Ground–aerial reconfigurable robots struggle to simultaneously achieve robust morphological transitions and high locomotion efficiency on rough terrain. Method: This paper introduces a novel near-ground aerial reconfiguration paradigm. We design ATMO, a morphology-reconfigurable robot that leverages ground effect for stable landing under actuator-saturated, over-actuated姿态 configurations—first of its kind. A ground-distance-adaptive, configuration-coupled model predictive controller (MPC) enables real-time closed-loop stabilization during dynamic reconfiguration. The approach integrates multi-modal mechanical design, aerodynamic characterization via wind-tunnel experiments, and deformation-state feedback. Results: Experiments demonstrate smooth, repeated transitions between aerial and ground modes, significantly enhancing terrain adaptability and reconfiguration robustness under actuator saturation—overcoming fundamental aerodynamic and actuation limitations inherent in conventional high-altitude reconfiguration strategies.

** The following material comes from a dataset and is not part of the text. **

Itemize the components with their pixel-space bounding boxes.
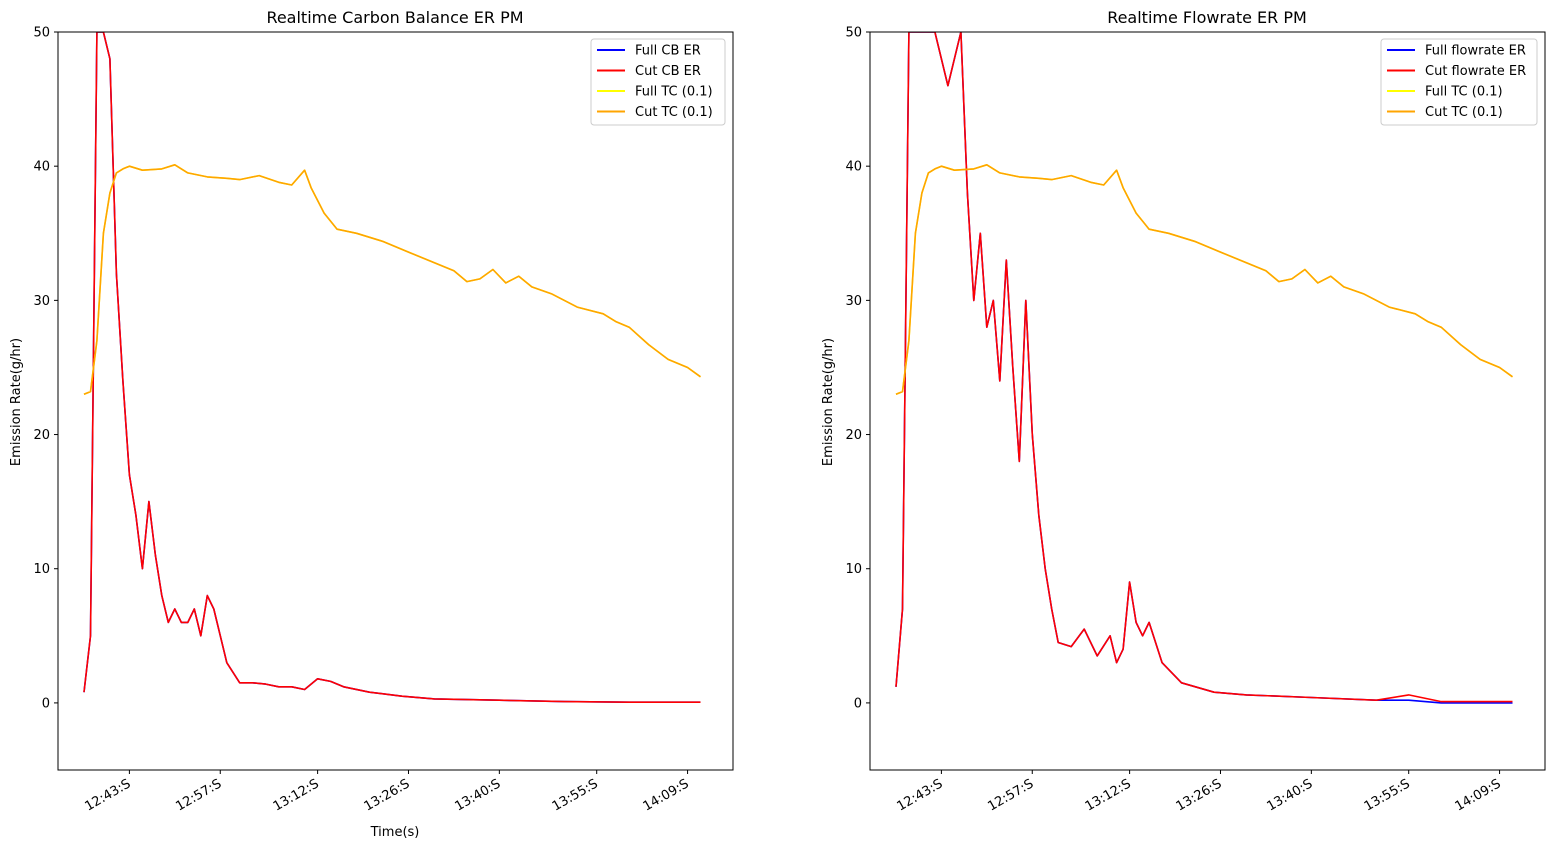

Designing ground-aerial robots is challenging due to the increased actuation requirements which can lead to added weight and reduced locomotion efficiency. Morphobots mitigate this by combining actuators into multi-functional groups and leveraging ground transformation to achieve different locomotion modes. However, transforming on the ground requires dealing with the complexity of ground-vehicle interactions during morphing, limiting applicability on rough terrain. Mid-air transformation offers a solution to this issue but demands operating near or beyond actuator limits while managing complex aerodynamic forces. We address this problem by introducing the Aerially Transforming Morphobot (ATMO), a robot which transforms near the ground achieving smooth transition between aerial and ground modes. To achieve this, we leverage the near ground aerodynamics, uncovered by experimental load cell testing, and stabilize the system using a model-predictive controller that adapts to ground proximity and body shape. The system is validated through numerous experimental demonstrations. We find that ATMO can land smoothly at body postures past its actuator saturation limits by virtue of the uncovered ground-effect.